Some of the more real responses  can only be met with irreverent laughter. CNN’s sensationalist reporting of the poor lab worker who was on holiday on a cruise;  The youth wheeled through a Nigeria airport with a plastic bag over their head as they had returned from an Ebola zone; The Air Canada pilot who refused to fly a biologic specimen requiring Ebola testing to Winnipeg; The closure of borders; The quarantine of persons returning from Africa thousands of kilometers from any outbreak zone.   Share your horror stories in the comments section of what stupidity you have witnessed.

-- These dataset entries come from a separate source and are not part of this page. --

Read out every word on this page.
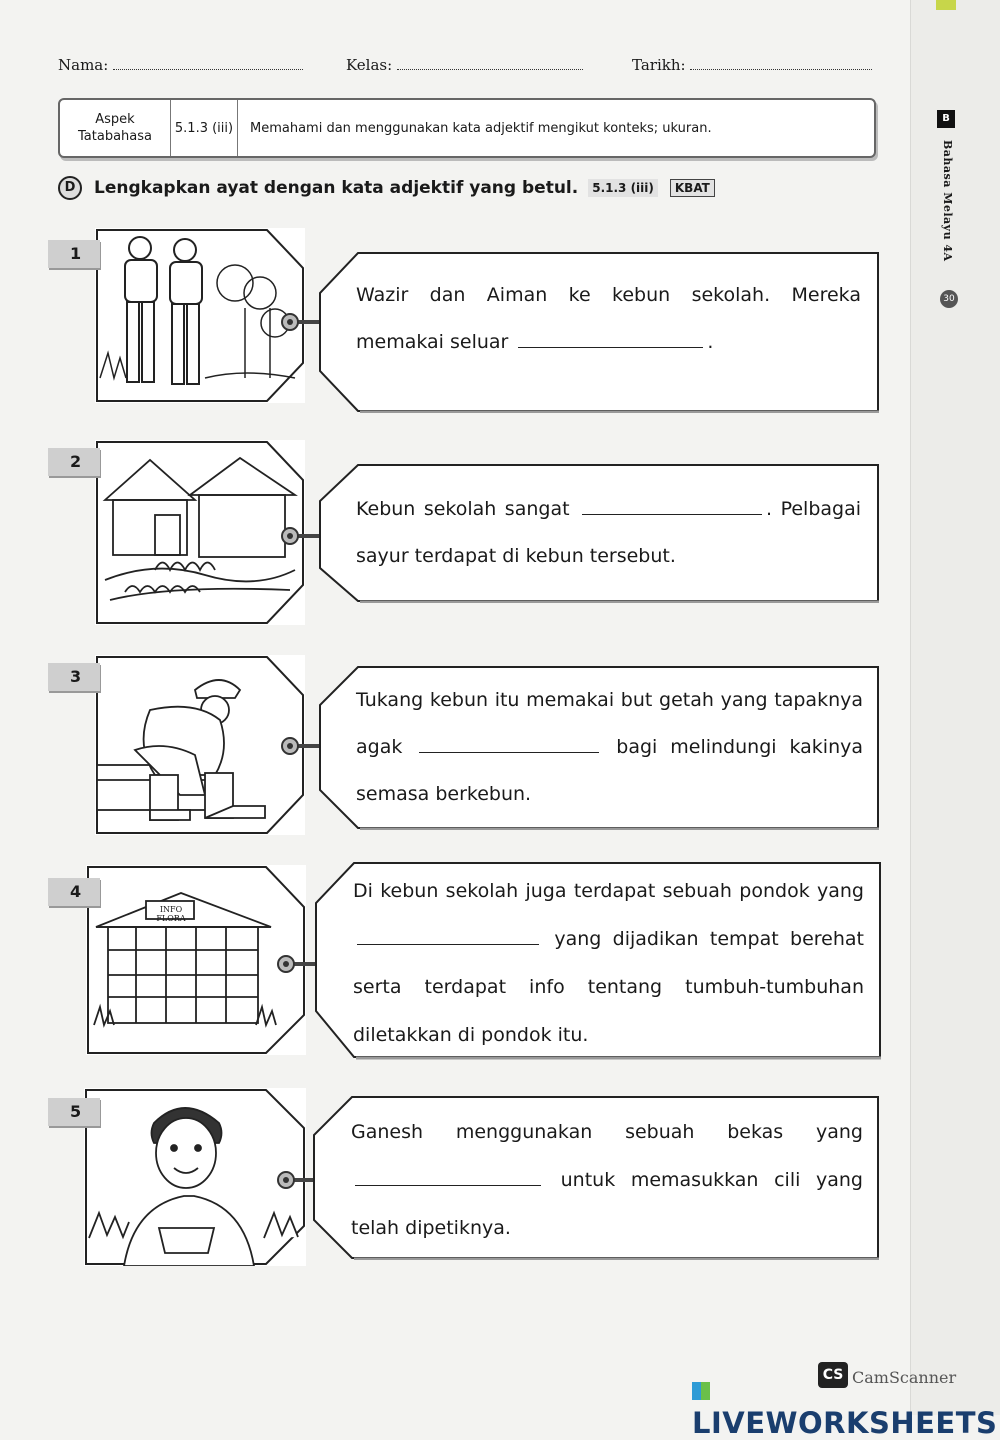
B
Bahasa Melayu 4A
30
Nama:	Kelas:	Tarikh:
Aspek Tatabahasa
5.1.3 (iii)	Memahami dan menggunakan kata adjektif mengikut konteks; ukuran.
D	Lengkapkan ayat dengan kata adjektif yang betul.	5.1.3 (iii)	KBAT
Wazir dan Aiman ke kebun sekolah. Mereka memakai seluar	.
1
Kebun sekolah sangat	. Pelbagai sayur terdapat di kebun tersebut.
2
Tukang kebun itu memakai but getah yang tapaknya agak	bagi melindungi kakinya semasa berkebun.
3
INFO FLORA
Di kebun sekolah juga terdapat sebuah pondok yang  yang dijadikan tempat berehat serta terdapat info tentang tumbuh-tumbuhan diletakkan di pondok itu.
4
Ganesh menggunakan sebuah bekas yang  untuk memasukkan cili yang telah dipetiknya.
5
LIVEWORKSHEETS
CS CamScanner
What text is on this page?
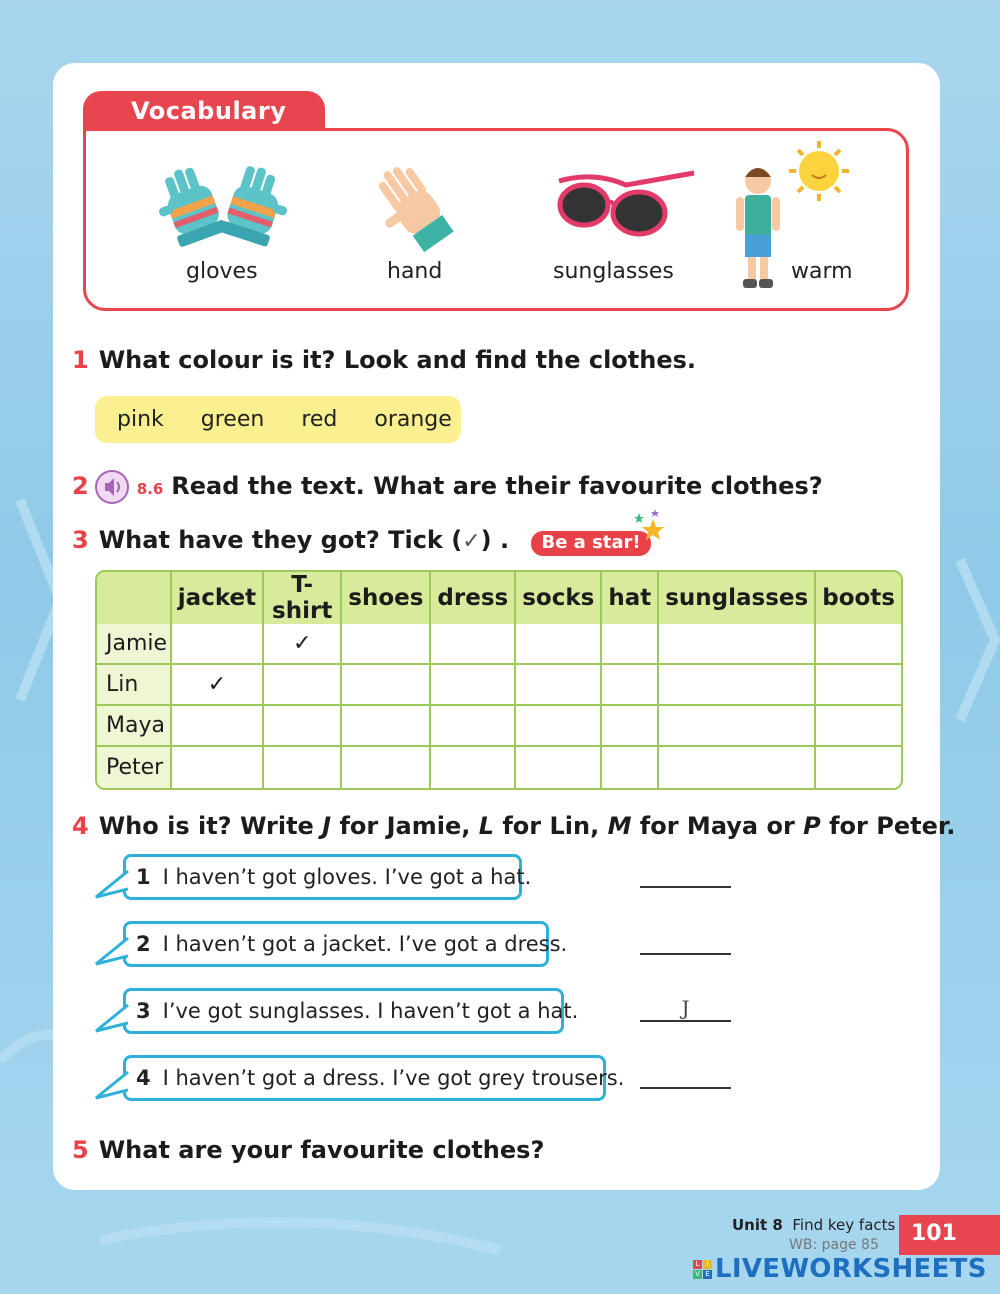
Vocabulary
gloves	hand	sunglasses	warm
1 What colour is it? Look and find the clothes.
pink green red orange
2	8.6 Read the text. What are their favourite clothes?
3 What have they got? Tick (✓) . Be a star!
	jacket	T-shirt	shoes	dress	socks	hat	sunglasses	boots
Jamie		✓						
Lin	✓							
Maya								
Peter								
4 Who is it? Write J for Jamie, L for Lin, M for Maya or P for Peter.
1 I haven’t got gloves. I’ve got a hat.
2 I haven’t got a jacket. I’ve got a dress.
3 I’ve got sunglasses. I haven’t got a hat.	J
4 I haven’t got a dress. I’ve got grey trousers.
5 What are your favourite clothes?
Unit 8 Find key facts
WB: page 85	101
L	I
V E LIVEWORKSHEETS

And the irrational fervor continues to mount, dressed in parascience and the worse than the worst case scenarios with little attention to facts.

Don’t expect the overreaction to wane in the near future, or at least not until evidence mounts of control happening in the three West African counties impacted (with Guinea making fair progress while Sierra Leone and Liberia have extension into large urban settings which will confound control activities).

Moreover, as the phobias mount, continuity of food supplies and other essential services will become more problematic.  As health services are exhausted treating Ebola, other diseases will break through and the death tolls from non-Ebola disease as a consequence of the outbreak will exceed the primary outbreak.

No doubt much could have been done to more effectively respond to the initial outbreak that began back in March.  For the dozen global deaths outside of the outbreak zone perhaps these might have been avoided by more aggressive early control.  Now however, we have passed the point of reason and entered an arena fit for barbaric human combat where the price is paid in unnecessary human lives.

The positive arising from the horrific situation will include better treatments, improved mass mobile treatment facilities, perhaps an effective vaccine, for a time period improved international outbreak management, and it appears local infection control programming will get a boost.  Whether international aid efforts and approaches to managing countries in crisis will benefit remains to see.

For all colleagues suffering from Ebolaied, be assured you are not alone – we will survive and congregate over a favourite beverage to share the war stories, as we bemoan the lack of resources needed to prepare for the next global onslaught caused by an emerging pathogen.